Not that you'd know the difference to look at the market. The annual cost of insuring $10 million of Greek debt soared past $1.4 million this week, and the yield on 10-year Greek bonds hit an eye-watering 15%. Credit spreads hit new highs in Ireland and Portugal too.
Investor flight from Greece, Ireland and Portugal has the makings of an existential problem for the euro zone. The European Union has spent the past year bailing out weak states and their too-big-to-succeed banks, without addressing the productivity problems that laid the weaker states low in the first place.
Yet the euro, thanks to the inflation-squashing vigor of the European Central Bank, is now trading within 10% of the all-time high it hit against the dollar in 2008, just before the global economy came apart at the seams. The higher the euro goes, the more stress on laboring European economies. How long can this go on?
In an ugly new twist on Keynes' aphorism, it is starting to look like the market can stay irrational longer than Europe's weaker states – or their banks -- can stay solvent. When investors finally catch on, the fall could be brutal.
"We're peering over the precipice right now," says Scott Minerd, chief investment officer at Guggenheim Partners. He is betting the euro will fall from a recent $1.46 (see chart, right) toward parity with the dollar or even beyond, as investors finally divine the extent of Europe's problems: "There is just no way out when you start to add up all the numbers."
The unhappy math starts with the banks. In a replay of the subprime crisis here, the banks in Europe are politically powerful -- but financially weak, largely opaque and highly exposed to the worst case scenario, in this case a sovereign default.
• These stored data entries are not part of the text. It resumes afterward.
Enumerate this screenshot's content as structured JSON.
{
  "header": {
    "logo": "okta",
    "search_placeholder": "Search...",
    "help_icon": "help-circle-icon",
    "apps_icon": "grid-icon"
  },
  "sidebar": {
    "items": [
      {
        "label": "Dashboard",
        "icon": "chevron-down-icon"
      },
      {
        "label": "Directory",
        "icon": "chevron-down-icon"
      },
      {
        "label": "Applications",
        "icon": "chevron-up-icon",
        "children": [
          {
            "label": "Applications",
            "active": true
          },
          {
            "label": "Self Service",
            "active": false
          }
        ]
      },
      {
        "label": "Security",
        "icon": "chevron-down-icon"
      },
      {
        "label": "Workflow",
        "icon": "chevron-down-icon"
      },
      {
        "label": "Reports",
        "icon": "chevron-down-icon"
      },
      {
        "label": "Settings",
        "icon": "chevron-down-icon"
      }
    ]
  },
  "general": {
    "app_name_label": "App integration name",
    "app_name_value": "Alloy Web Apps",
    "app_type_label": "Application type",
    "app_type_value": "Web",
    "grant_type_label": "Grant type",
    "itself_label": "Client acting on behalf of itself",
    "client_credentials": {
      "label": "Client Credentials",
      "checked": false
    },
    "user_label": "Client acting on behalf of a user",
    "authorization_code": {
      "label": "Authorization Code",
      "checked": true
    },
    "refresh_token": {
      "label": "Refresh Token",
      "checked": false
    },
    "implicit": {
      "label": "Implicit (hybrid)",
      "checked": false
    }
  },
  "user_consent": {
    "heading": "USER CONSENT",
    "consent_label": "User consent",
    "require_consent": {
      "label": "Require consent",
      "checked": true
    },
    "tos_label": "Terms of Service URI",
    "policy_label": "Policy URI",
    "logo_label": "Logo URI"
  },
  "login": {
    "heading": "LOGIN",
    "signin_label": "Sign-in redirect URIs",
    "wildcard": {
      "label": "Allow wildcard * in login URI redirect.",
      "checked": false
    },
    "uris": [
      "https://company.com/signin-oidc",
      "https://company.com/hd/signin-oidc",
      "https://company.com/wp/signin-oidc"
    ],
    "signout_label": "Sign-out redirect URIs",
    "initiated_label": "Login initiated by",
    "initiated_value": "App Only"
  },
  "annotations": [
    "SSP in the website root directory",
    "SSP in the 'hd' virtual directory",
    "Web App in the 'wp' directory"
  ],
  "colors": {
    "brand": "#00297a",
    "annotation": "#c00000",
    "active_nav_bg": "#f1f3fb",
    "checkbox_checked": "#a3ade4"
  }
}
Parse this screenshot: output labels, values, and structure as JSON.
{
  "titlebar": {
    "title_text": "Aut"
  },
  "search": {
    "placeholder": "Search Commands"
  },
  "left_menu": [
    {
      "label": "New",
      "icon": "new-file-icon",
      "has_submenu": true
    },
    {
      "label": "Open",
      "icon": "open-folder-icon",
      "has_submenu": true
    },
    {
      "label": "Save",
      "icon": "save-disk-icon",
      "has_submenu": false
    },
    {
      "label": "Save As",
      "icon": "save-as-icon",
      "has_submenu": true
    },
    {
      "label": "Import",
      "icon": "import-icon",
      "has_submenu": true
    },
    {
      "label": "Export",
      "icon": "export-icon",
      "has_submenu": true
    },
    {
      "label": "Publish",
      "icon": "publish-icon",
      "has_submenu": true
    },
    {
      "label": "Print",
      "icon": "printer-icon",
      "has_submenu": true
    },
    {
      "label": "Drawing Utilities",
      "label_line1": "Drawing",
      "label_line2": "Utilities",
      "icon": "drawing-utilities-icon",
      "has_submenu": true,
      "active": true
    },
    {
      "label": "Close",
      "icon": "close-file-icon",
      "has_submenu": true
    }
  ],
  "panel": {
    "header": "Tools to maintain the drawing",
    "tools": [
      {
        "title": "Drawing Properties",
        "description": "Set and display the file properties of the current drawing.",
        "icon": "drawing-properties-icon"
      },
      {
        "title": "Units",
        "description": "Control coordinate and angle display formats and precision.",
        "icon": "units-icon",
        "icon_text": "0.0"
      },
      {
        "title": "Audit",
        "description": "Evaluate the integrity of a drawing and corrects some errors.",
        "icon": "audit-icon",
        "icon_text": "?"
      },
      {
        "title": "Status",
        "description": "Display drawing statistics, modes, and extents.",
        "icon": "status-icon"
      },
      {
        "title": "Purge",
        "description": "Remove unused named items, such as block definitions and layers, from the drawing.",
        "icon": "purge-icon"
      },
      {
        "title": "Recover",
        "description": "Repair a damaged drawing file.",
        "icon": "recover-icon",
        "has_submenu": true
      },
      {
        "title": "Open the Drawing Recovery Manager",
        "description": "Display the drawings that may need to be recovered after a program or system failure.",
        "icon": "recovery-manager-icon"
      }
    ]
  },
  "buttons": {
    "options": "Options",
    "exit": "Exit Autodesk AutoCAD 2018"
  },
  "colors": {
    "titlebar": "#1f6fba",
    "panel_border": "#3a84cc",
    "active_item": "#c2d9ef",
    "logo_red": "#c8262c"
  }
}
The three weak European states account for just 5% of annual European Union economic output. But EU banks hold $147 billion of Greek sovereign bonds and $115 billion of Irish and Portuguese debt – including $108 billion of bonds held by EU banks outside those countries.
And if anything, keeping the banks healthy over there is more important to growth than it is here. Banks are responsible for 74% of credit extension in the euro area, the Organization for Economic Cooperation and Development estimates. That compares with just 24% in the land of Fannie Mae mortgages.
"The problems start with weak capitalization and a lot of interconnectedness, which means problems in one place can easily become systemic," says Daniel Gros, director of the Center for European Policy Studies in Brussels. "But it's hard to put a number on exactly how bad it is."
Confidence in the banks hasn't been helped by regulators' failure to include a sovereign default in the stress tests they are running again this spring. Fears about what the banks really look like could kindle a flare-up of the sovereign debt crisis into a regional headache into a Continent-wide contagion.
So far, the ECB and European politicians have done just enough to keep the pot simmering without rolling into full boil. But the weak states remain vulnerable to a loss of confidence by depositors.
It is an international bank run that pushed Ireland into its unpopular bailout last fall. Deposits held at Irish banks by nonresidents plunged 49% from a year ago through February, Minerd estimates.
So far, there is no evidence of a run on Portuguese banks. But Gros worries what might happen if funds start fleeing from Greece -- let alone Spain, which is much bigger than any of the bailout three. Its banks could face rising losses as the ECB raises rates, punishing an economy already laboring, if you will, under 20% unemployment.
"I don't really see a solution in Greece or Ireland or Portugal that doesn't involve haircutting the debt," Minerd says. As that plays out, he adds, "We are looking at a massive credit crunch in Europe over the next 18 to 24 months."
The dollar, believe it or not, also rises.